Landcare group fights on over Eprapah Creek bridge proposal

​A PROPOSAL to move a controversial footbridge at Eprapah Creek is more damaging than the original plan, says a local Landcare group.

PROTEST: Landcare president Lynn Roberts at front with local residents who opposed the pathway and bridge at Eprapah Creek.

PROTEST: Landcare president Lynn Roberts at front with local residents who opposed the pathway and bridge at Eprapah Creek.

The $1.3 million track and bridge is meant to give pedestrians from VillaWorld’s Affinity development on Boundary Road easy access to Victoria Point shops on Bunker Road.

Redland City Council is keen for the bridge to be built but it has been opposed by local residents, Landcare and councillors Paul Golle and Lance Hewlett.

Eprapah Creek Catchment Landcare Association president Lynn Roberts said the site downstream of the original local location would mean less vegetation destruction but would mean much of the creek’s northern bank would have to be removed.

“This would clearly compromise the stability of an already damaged section of the creek,” she said. “...Soft alluvial soils are easily washed away and will end up in Moreton Bay, destroying seagrass beds and other fish breeding habitat.”

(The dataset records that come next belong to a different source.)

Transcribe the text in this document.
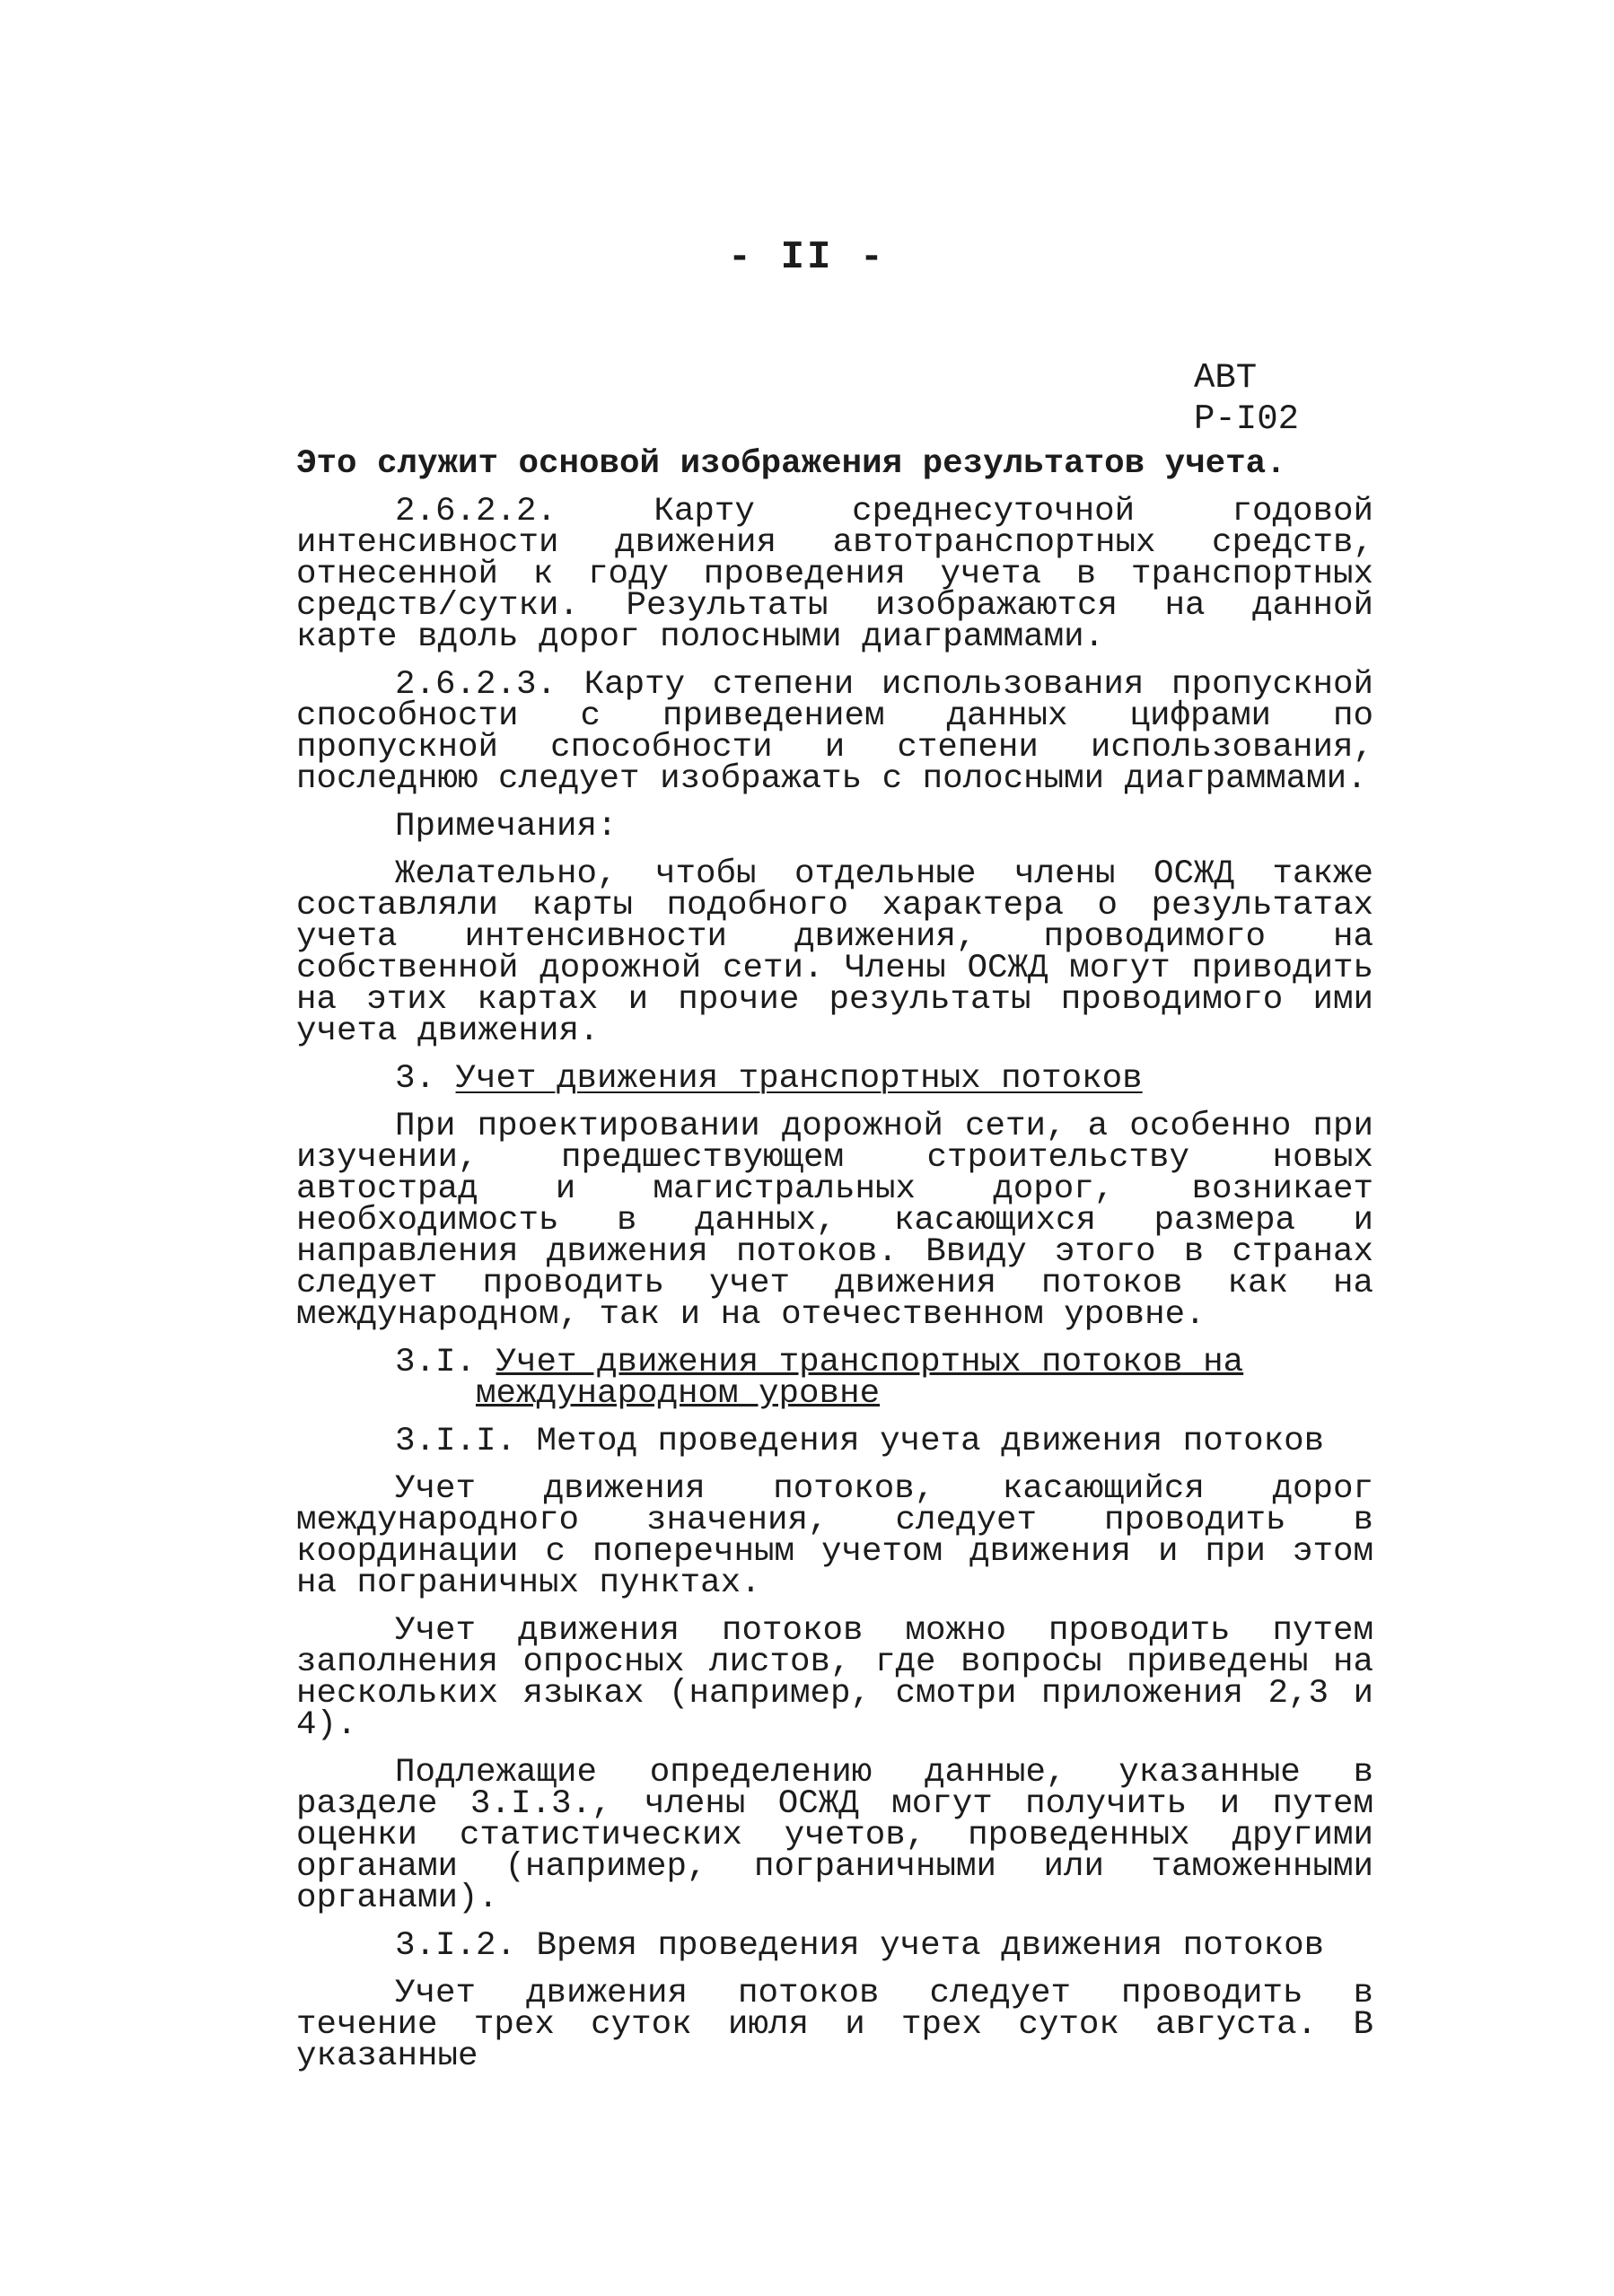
- II -
АВТ
Р-I02

Это служит основой изображения результатов учета.

2.6.2.2. Карту среднесуточной годовой интенсивности движения автотранспортных средств, отнесенной к году проведения учета в транспортных средств/сутки. Результаты изображаются на данной карте вдоль дорог полосными диаграммами.

2.6.2.3. Карту степени использования пропускной способности с приведением данных цифрами по пропускной способности и степени использования, последнюю следует изображать с полосными диаграммами.

Примечания:

Желательно, чтобы отдельные члены ОСЖД также составляли карты подобного характера о результатах учета интенсивности движения, проводимого на собственной дорожной сети. Члены ОСЖД могут приводить на этих картах и прочие результаты проводимого ими учета движения.

3. Учет движения транспортных потоков

При проектировании дорожной сети, а особенно при изучении, предшествующем строительству новых автострад и магистральных дорог, возникает необходимость в данных, касающихся размера и направления движения потоков. Ввиду этого в странах следует проводить учет движения потоков как на международном, так и на отечественном уровне.

3.I. Учет движения транспортных потоков на международном уровне

3.I.I. Метод проведения учета движения потоков

Учет движения потоков, касающийся дорог международного значения, следует проводить в координации с поперечным учетом движения и при этом на пограничных пунктах.

Учет движения потоков можно проводить путем заполнения опросных листов, где вопросы приведены на нескольких языках (например, смотри приложения 2,3 и 4).

Подлежащие определению данные, указанные в разделе 3.I.3., члены ОСЖД могут получить и путем оценки статистических учетов, проведенных другими органами (например, пограничными или таможенными органами).

3.I.2. Время проведения учета движения потоков

Учет движения потоков следует проводить в течение трех суток июля и трех суток августа. В указанные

Ms Roberts said residents did not want the bridge, local councillors opposed it and VillaWorld did not seem to want to build it as they did not want their reputation damaged.

“They have been reported as being quite happy to provide an equivalent amount of money towards another infrastructure project such as the upgrade of the existing cycle track,” Ms Roberts said.

A council spokesperson said the bridge and pathway formed part of a development permit issued on the condition the bridge was built to benefit the broader community.

“It is also in line with the south east Thornlands Structure Plan that was adopted back in March 2010 following broad public consultation,” he said.

“Council is bound by the development permit so we cannot just drop the proposed bridge.

“...The proposed bridge is also located on state land and is subject to state government permits and requirements for survey work and ecological report.”

He said the project was in line with community feedback, the pathway was to improve access for all nearby residents and was a key element in the city’s integrated cycle and pedestrian network.

“Council is working hard and spending a great deal of time and effort speaking to the developer and the local Landcare group to find an alternate location that minimises the impact of providing the bridge, while still serving the rest of the community,” he said.

Ms Roberts said there appeared to be a group of councillors determined to push the project through.

Because the proposal had to be approved by the state government, Landcare would present a petition to MPs, making them aware of issues.

“Local MLA Matt McEachan has agreed to sponsor the petition. We need many signatures for the state government to sit up and take notice of this damaging bridge proposal,” she said.

“The link is parliament.qld.gov.au/work-of-assembly/petitions/petition-details?id=2835.”